Autor: Fernando Brito
antolhos
Outro dia, conversando com um amigo sobre os horizontes e perspectivas de nossas elites dirigentes, falávamos sobre a fugacidade da ideia de desenvolvimento que o império absolutista das finanças trouxe, em substituição à ideia de riqueza que dominou os tempos em que a indústria era o metro com que se avaliava o crescimento econômico.
O horizonte empresarial era, então, virtualmente infinito e a duração do ser humano que possuía, dirigia ou pertencia a estas organizações era, virtualmente, a da própria vida.

O famoso “relógio de ouro” da aposentadoria dos seus dirigentes e funcionários mais bem situados simbolizou, muitas vezes, esta ideia.
De alguma forma, isso também ocorria nos governos nacionais.
Seu lugar na história era definido pelas obras “perenes”  - perene, de fato, nada é – que deixavam ao país.
Os governos que nos ficaram como referência, o de Getúlio e o de JK, ficaram porque a ideia de desenvolvimento nacional reificou-se em siderúrgicas, usinas, estradas, numa petroleira e, até, numa cidade.
De alguma forma – ou de todas as formas – isso criou uma referência visível, muito mais que ideológica ao progresso social que marcou estes períodos.
E isso também se expressou, na superestrutura, em camadas de intelectuais e artistas, vindo da classe média,  capaz de produzir a expressão – na literatura, na música, na arquitetura – uma visão de brasilidade que era capaz de servir como “cola” para a formação de uma identidade nacional.
A elite brasileira, cada vez mais achatada numa uniformidade gerencial que administra sem transformar, não consegue olhar o país senão como às folhas de um livro-caixa.
Todo o seu foco está nos indicadores fugazes da economia: os juros, os décimos ou centésimos das taxas de inflação, o “depois da vírgula” do mês que passou ou do mês que virá.
Sua visão temporal é tão longa que seus gabinetes dispensam janelas.
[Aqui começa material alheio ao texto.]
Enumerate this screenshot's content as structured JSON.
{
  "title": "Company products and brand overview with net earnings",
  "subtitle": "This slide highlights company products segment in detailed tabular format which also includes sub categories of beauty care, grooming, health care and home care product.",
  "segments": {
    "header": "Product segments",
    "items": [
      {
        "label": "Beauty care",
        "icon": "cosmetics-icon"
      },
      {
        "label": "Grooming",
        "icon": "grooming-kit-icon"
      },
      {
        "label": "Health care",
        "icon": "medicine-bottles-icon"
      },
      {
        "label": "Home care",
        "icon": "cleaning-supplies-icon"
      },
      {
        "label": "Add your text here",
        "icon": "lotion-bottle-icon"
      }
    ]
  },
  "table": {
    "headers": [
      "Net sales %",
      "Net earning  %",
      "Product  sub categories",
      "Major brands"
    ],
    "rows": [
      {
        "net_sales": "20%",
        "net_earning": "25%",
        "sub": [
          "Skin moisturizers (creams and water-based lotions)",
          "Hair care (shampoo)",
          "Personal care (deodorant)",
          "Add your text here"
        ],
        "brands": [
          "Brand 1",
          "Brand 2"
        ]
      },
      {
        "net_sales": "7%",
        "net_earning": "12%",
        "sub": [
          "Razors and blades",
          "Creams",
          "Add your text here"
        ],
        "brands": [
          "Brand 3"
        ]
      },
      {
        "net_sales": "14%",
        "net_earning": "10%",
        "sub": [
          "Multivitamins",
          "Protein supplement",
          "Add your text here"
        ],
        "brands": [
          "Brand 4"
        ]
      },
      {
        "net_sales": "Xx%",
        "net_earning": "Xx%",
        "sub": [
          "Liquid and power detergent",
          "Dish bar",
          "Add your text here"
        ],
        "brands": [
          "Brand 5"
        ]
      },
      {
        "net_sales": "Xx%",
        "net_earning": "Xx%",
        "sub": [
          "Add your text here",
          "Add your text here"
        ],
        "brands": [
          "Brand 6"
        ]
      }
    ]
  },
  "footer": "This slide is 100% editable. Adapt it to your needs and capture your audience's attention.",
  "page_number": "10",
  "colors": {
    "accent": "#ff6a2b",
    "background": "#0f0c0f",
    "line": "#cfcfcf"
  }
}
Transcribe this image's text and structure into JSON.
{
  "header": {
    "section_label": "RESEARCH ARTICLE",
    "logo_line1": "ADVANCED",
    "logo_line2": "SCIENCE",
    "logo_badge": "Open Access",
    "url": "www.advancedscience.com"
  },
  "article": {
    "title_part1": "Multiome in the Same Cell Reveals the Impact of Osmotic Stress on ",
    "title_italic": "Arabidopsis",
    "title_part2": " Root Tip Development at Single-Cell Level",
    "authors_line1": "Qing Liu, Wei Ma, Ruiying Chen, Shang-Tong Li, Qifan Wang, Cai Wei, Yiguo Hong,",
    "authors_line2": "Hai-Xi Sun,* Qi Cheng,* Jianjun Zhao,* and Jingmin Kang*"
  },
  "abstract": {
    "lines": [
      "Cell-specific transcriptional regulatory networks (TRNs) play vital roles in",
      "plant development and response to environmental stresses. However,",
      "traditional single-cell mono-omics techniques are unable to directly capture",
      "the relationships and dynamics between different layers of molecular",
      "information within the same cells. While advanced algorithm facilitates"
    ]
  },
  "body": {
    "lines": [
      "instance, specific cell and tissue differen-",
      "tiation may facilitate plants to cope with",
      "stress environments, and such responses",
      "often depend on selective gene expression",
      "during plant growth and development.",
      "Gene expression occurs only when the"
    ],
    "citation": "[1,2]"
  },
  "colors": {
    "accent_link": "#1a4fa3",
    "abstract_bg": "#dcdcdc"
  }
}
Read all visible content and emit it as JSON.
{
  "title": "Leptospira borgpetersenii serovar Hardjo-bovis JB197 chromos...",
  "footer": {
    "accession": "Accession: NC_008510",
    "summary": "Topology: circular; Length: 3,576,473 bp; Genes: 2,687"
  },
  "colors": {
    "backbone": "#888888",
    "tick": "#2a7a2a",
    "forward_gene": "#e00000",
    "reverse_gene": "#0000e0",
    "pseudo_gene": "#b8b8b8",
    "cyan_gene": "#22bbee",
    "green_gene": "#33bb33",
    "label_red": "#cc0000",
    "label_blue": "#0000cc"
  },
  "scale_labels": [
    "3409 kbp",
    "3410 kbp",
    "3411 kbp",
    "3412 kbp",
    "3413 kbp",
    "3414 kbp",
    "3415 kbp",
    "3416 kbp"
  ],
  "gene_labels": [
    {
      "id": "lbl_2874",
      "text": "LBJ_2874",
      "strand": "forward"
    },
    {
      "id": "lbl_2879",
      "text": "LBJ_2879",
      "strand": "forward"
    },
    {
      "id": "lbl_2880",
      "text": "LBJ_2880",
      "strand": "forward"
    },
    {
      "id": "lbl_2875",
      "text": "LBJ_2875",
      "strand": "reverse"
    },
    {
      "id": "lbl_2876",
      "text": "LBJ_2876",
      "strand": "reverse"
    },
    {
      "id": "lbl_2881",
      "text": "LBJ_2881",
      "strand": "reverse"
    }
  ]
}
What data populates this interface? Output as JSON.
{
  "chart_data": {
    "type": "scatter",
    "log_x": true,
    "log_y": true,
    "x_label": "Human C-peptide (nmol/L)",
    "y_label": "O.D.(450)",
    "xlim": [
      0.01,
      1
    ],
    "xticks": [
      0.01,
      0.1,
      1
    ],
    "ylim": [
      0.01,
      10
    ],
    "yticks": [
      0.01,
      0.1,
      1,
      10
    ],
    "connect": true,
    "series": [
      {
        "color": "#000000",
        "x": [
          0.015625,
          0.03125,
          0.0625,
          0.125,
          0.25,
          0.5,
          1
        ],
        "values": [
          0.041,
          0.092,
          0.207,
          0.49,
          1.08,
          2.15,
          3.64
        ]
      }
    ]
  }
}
E sua expressão na política é semelhante: embora o varejo seja a massa formadora do bolo político, sempre, emergiram as figuras que, mais ou menos, catalizavam as reações coletivas, para o bem e para o mal.
E, sem eles, os movimentos da sociedade viram um espuma, vistosa mas que se esfuma como as quimeras de Ary Barroso.
O debate nacional está interditado.
Só se pode trava-lo com uma visão de desenvolvimento e desenvolvimento com redução do desequilíbrio social.
Se adotarmos, para o Estado brasileiro, a lógica emburrecida dos guarda-livros sem horizonte, continuaremos sem oferecer referências futuras ao povo brasileiro. Ficarão para guiá-los apenas as do presente, e o presente de um barco pode oscilar, se ele tiver direção à proa.
Este é o desafio que 2014 nos reserva.
Escolher se vamos nos habilitar pela lógica dos balancetes ou se temos um destino que, embora sempre mais à frente – como é próprio da história social – nos anima a caminhar.
Para que a inclusão de nosso povo neste país não seja um “rolezinho” apenas.